Enda Kenny - Leader of Opposition- Primary School Teacher, TD since early 20s
Richard Bruton- Shadow Finance Minister - Oxford MPhil in Economics, worked at ESRI and 2 large private sector companies
Leo Varadkar - Shadow Enterprise, Trade and Employment - qualfied Medical Doctor, in Dail since age 25/26
Brian Hayes - Shadow Education - Secondary School Teacher, TD since age 28
James Reilly - Shadow Health - qualified Medical Doctor, former president Irish Medical Organisation (essentially, Doctor's union)
Billy Timmins - Shadow Foreign Affairs- army career, including UN peacekeeping duties in Lebanon and Cyprus
Olwyn Enright - Shadow Social Protection - Barrister
Michael Creed - Shadow Agriculture - Teacher
Charlie Flanagan - Shadow Justice and law reform - Solicitor
Fergus O'Dowd - Shadow Transport - Teacher
Phil Hogan - Shadow Environment - Teacher
Simon Coveney - Shadow Communications, Energy and Natural Resources - Sailing instructor
Olivia Mitchell - Shadow Arts Sport and Tourism - Teacher
Jimmy Deenihan - Shadow Defence - Teacher
Michael Ring - Shadow Community, Equality and Gaeltacht Affairs - Auctioneer

Labour
Eamon Gilmore - Leader of Labour Party - not sure of history here?

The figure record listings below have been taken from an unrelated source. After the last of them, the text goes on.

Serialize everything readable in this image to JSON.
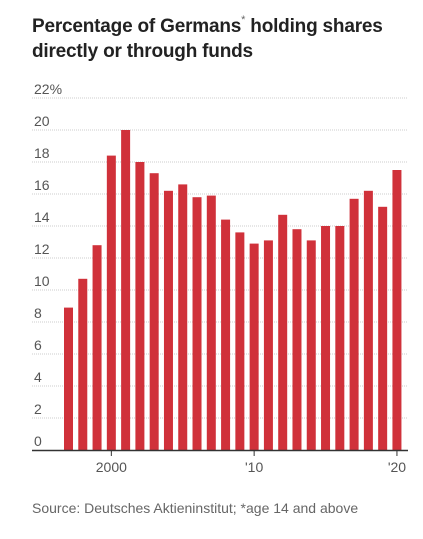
{
  "title": {
    "before": "Percentage of Germans",
    "marker": "*",
    "after": " holding shares directly or through funds"
  },
  "source": "Source: Deutsches Aktieninstitut; *age 14 and above",
  "colors": {
    "bar": "#d0313a",
    "grid": "#cccccc",
    "axis": "#333333",
    "text": "#555555"
  },
  "chart_data": {
    "type": "bar",
    "title": "Percentage of Germans* holding shares directly or through funds",
    "xlabel": "",
    "ylabel": "",
    "ylim": [
      0,
      22
    ],
    "categories": [
      1997,
      1998,
      1999,
      2000,
      2001,
      2002,
      2003,
      2004,
      2005,
      2006,
      2007,
      2008,
      2009,
      2010,
      2011,
      2012,
      2013,
      2014,
      2015,
      2016,
      2017,
      2018,
      2019,
      2020
    ],
    "values": [
      8.9,
      10.7,
      12.8,
      18.4,
      20.0,
      18.0,
      17.3,
      16.2,
      16.6,
      15.8,
      15.9,
      14.4,
      13.6,
      12.9,
      13.1,
      14.7,
      13.8,
      13.1,
      14.0,
      14.0,
      15.7,
      16.2,
      15.2,
      17.5
    ],
    "y_ticks": [
      "22%",
      "20",
      "18",
      "16",
      "14",
      "12",
      "10",
      "8",
      "6",
      "4",
      "2",
      "0"
    ],
    "x_ticks": [
      {
        "year": 2000,
        "label": "2000"
      },
      {
        "year": 2010,
        "label": "'10"
      },
      {
        "year": 2020,
        "label": "'20"
      }
    ],
    "grid": true
  }
}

I know he was 30-odd when first elected to Dail
Joan Burton - Finance Spokesman - Chartered Accountant, lecturer
Willie Penrose - Enterprise,Trade and Employment - Barrister
Ruairi Quinn - Education - Architecht
Jan O'Sullivan - Health - Montessori teacher
Michael D. Higgins - Foreign Affairs - Sociology and Political Science University Lecturer
Róisín Shortall - Social Protection - Teacher
Seán Sherlock - Agriculture - PA to Proinsias DeRossa, Degree in Economics and Politics
Pat Rabitte - Justice and Law Reform - Teacher, Trade Unionist, Qualified Solicitor but never practiced
Tommy Broughan - Transport - Teacher
Joanna Tuffy - Environment - Solicitor
Liz McManus - Communications, Energy and Natural Resources - Freelance Journalist, Architect, writer
Mary Upton - Culture, Sport and Tourism - Lecturer
Brian O'Shea - Defence - Teacher
Jack Wall - Community, Equality and Gaeltacht Affairs - Electrician
 

Guangzhoutom

Member
Joined
Apr 11, 2008
Messages
43
True sauntersplash, we should not develop a system where, for example, a teacher could never become Taoiseach, no matter how much popular support he or she had. But at the moment, it seems as if teachers/ those with family connections have a massively unfair advantage.

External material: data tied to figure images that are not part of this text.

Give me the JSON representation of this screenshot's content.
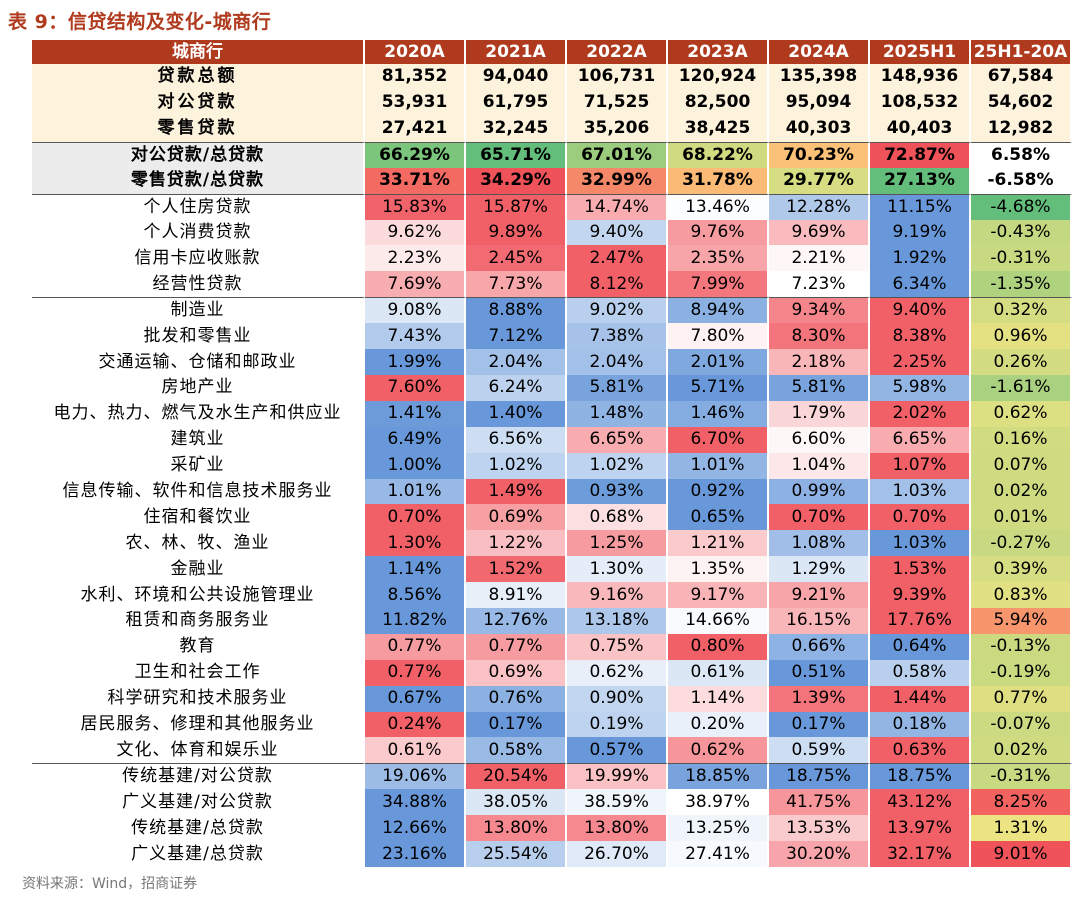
{
  "caption": "表 9：信贷结构及变化-城商行",
  "source": "资料来源：Wind，招商证券",
  "headers": [
    "城商行",
    "2020A",
    "2021A",
    "2022A",
    "2023A",
    "2024A",
    "2025H1",
    "25H1-20A"
  ],
  "colors": {
    "header_bg": "#b03a1e",
    "summary_bg": "#fdf3dc",
    "ratio_label_bg": "#ececec",
    "high": "#f0525a",
    "low": "#5b8fd6",
    "green": "#63be7b",
    "yellow": "#ffe884",
    "neutral": "#ffffff"
  },
  "rows": [
    {
      "label": "贷款总额",
      "type": "sum",
      "values": [
        "81,352",
        "94,040",
        "106,731",
        "120,924",
        "135,398",
        "148,936",
        "67,584"
      ]
    },
    {
      "label": "对公贷款",
      "type": "sum",
      "values": [
        "53,931",
        "61,795",
        "71,525",
        "82,500",
        "95,094",
        "108,532",
        "54,602"
      ]
    },
    {
      "label": "零售贷款",
      "type": "sum",
      "values": [
        "27,421",
        "32,245",
        "35,206",
        "38,425",
        "40,303",
        "40,403",
        "12,982"
      ]
    },
    {
      "label": "对公贷款/总贷款",
      "type": "ratio",
      "sectionTop": true,
      "values": [
        "66.29%",
        "65.71%",
        "67.01%",
        "68.22%",
        "70.23%",
        "72.87%",
        "6.58%"
      ]
    },
    {
      "label": "零售贷款/总贷款",
      "type": "ratio",
      "values": [
        "33.71%",
        "34.29%",
        "32.99%",
        "31.78%",
        "29.77%",
        "27.13%",
        "-6.58%"
      ]
    },
    {
      "label": "个人住房贷款",
      "type": "detail",
      "sectionTop": true,
      "values": [
        "15.83%",
        "15.87%",
        "14.74%",
        "13.46%",
        "12.28%",
        "11.15%",
        "-4.68%"
      ]
    },
    {
      "label": "个人消费贷款",
      "type": "detail",
      "values": [
        "9.62%",
        "9.89%",
        "9.40%",
        "9.76%",
        "9.69%",
        "9.19%",
        "-0.43%"
      ]
    },
    {
      "label": "信用卡应收账款",
      "type": "detail",
      "values": [
        "2.23%",
        "2.45%",
        "2.47%",
        "2.35%",
        "2.21%",
        "1.92%",
        "-0.31%"
      ]
    },
    {
      "label": "经营性贷款",
      "type": "detail",
      "values": [
        "7.69%",
        "7.73%",
        "8.12%",
        "7.99%",
        "7.23%",
        "6.34%",
        "-1.35%"
      ]
    },
    {
      "label": "制造业",
      "type": "detail",
      "sectionTop": true,
      "values": [
        "9.08%",
        "8.88%",
        "9.02%",
        "8.94%",
        "9.34%",
        "9.40%",
        "0.32%"
      ]
    },
    {
      "label": "批发和零售业",
      "type": "detail",
      "values": [
        "7.43%",
        "7.12%",
        "7.38%",
        "7.80%",
        "8.30%",
        "8.38%",
        "0.96%"
      ]
    },
    {
      "label": "交通运输、仓储和邮政业",
      "type": "detail",
      "values": [
        "1.99%",
        "2.04%",
        "2.04%",
        "2.01%",
        "2.18%",
        "2.25%",
        "0.26%"
      ]
    },
    {
      "label": "房地产业",
      "type": "detail",
      "values": [
        "7.60%",
        "6.24%",
        "5.81%",
        "5.71%",
        "5.81%",
        "5.98%",
        "-1.61%"
      ]
    },
    {
      "label": "电力、热力、燃气及水生产和供应业",
      "type": "detail",
      "values": [
        "1.41%",
        "1.40%",
        "1.48%",
        "1.46%",
        "1.79%",
        "2.02%",
        "0.62%"
      ]
    },
    {
      "label": "建筑业",
      "type": "detail",
      "values": [
        "6.49%",
        "6.56%",
        "6.65%",
        "6.70%",
        "6.60%",
        "6.65%",
        "0.16%"
      ]
    },
    {
      "label": "采矿业",
      "type": "detail",
      "values": [
        "1.00%",
        "1.02%",
        "1.02%",
        "1.01%",
        "1.04%",
        "1.07%",
        "0.07%"
      ]
    },
    {
      "label": "信息传输、软件和信息技术服务业",
      "type": "detail",
      "values": [
        "1.01%",
        "1.49%",
        "0.93%",
        "0.92%",
        "0.99%",
        "1.03%",
        "0.02%"
      ]
    },
    {
      "label": "住宿和餐饮业",
      "type": "detail",
      "values": [
        "0.70%",
        "0.69%",
        "0.68%",
        "0.65%",
        "0.70%",
        "0.70%",
        "0.01%"
      ]
    },
    {
      "label": "农、林、牧、渔业",
      "type": "detail",
      "values": [
        "1.30%",
        "1.22%",
        "1.25%",
        "1.21%",
        "1.08%",
        "1.03%",
        "-0.27%"
      ]
    },
    {
      "label": "金融业",
      "type": "detail",
      "values": [
        "1.14%",
        "1.52%",
        "1.30%",
        "1.35%",
        "1.29%",
        "1.53%",
        "0.39%"
      ]
    },
    {
      "label": "水利、环境和公共设施管理业",
      "type": "detail",
      "values": [
        "8.56%",
        "8.91%",
        "9.16%",
        "9.17%",
        "9.21%",
        "9.39%",
        "0.83%"
      ]
    },
    {
      "label": "租赁和商务服务业",
      "type": "detail",
      "values": [
        "11.82%",
        "12.76%",
        "13.18%",
        "14.66%",
        "16.15%",
        "17.76%",
        "5.94%"
      ]
    },
    {
      "label": "教育",
      "type": "detail",
      "values": [
        "0.77%",
        "0.77%",
        "0.75%",
        "0.80%",
        "0.66%",
        "0.64%",
        "-0.13%"
      ]
    },
    {
      "label": "卫生和社会工作",
      "type": "detail",
      "values": [
        "0.77%",
        "0.69%",
        "0.62%",
        "0.61%",
        "0.51%",
        "0.58%",
        "-0.19%"
      ]
    },
    {
      "label": "科学研究和技术服务业",
      "type": "detail",
      "values": [
        "0.67%",
        "0.76%",
        "0.90%",
        "1.14%",
        "1.39%",
        "1.44%",
        "0.77%"
      ]
    },
    {
      "label": "居民服务、修理和其他服务业",
      "type": "detail",
      "values": [
        "0.24%",
        "0.17%",
        "0.19%",
        "0.20%",
        "0.17%",
        "0.18%",
        "-0.07%"
      ]
    },
    {
      "label": "文化、体育和娱乐业",
      "type": "detail",
      "values": [
        "0.61%",
        "0.58%",
        "0.57%",
        "0.62%",
        "0.59%",
        "0.63%",
        "0.02%"
      ]
    },
    {
      "label": "传统基建/对公贷款",
      "type": "detail",
      "sectionTop": true,
      "values": [
        "19.06%",
        "20.54%",
        "19.99%",
        "18.85%",
        "18.75%",
        "18.75%",
        "-0.31%"
      ]
    },
    {
      "label": "广义基建/对公贷款",
      "type": "detail",
      "values": [
        "34.88%",
        "38.05%",
        "38.59%",
        "38.97%",
        "41.75%",
        "43.12%",
        "8.25%"
      ]
    },
    {
      "label": "传统基建/总贷款",
      "type": "detail",
      "values": [
        "12.66%",
        "13.80%",
        "13.80%",
        "13.25%",
        "13.53%",
        "13.97%",
        "1.31%"
      ]
    },
    {
      "label": "广义基建/总贷款",
      "type": "detail",
      "values": [
        "23.16%",
        "25.54%",
        "26.70%",
        "27.41%",
        "30.20%",
        "32.17%",
        "9.01%"
      ]
    }
  ]
}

Possibly direct election of the Taoiseach, who will then pick a cabinet that must answer to the Dail would be a solution?
 

Red_93

Well-known member
Joined
Mar 20, 2010
Messages
4,678
True sauntersplash, we should not develop a system where, for example, a teacher could never become Taoiseach, no matter how much popular support he or she had. But at the moment, it seems as if teachers/ those with family connections have a massively unfair advantage.

Possibly direct election of the Taoiseach, who will then pick a cabinet that must answer to the Dail would be a solution?
So why not just have a Presidential system all together.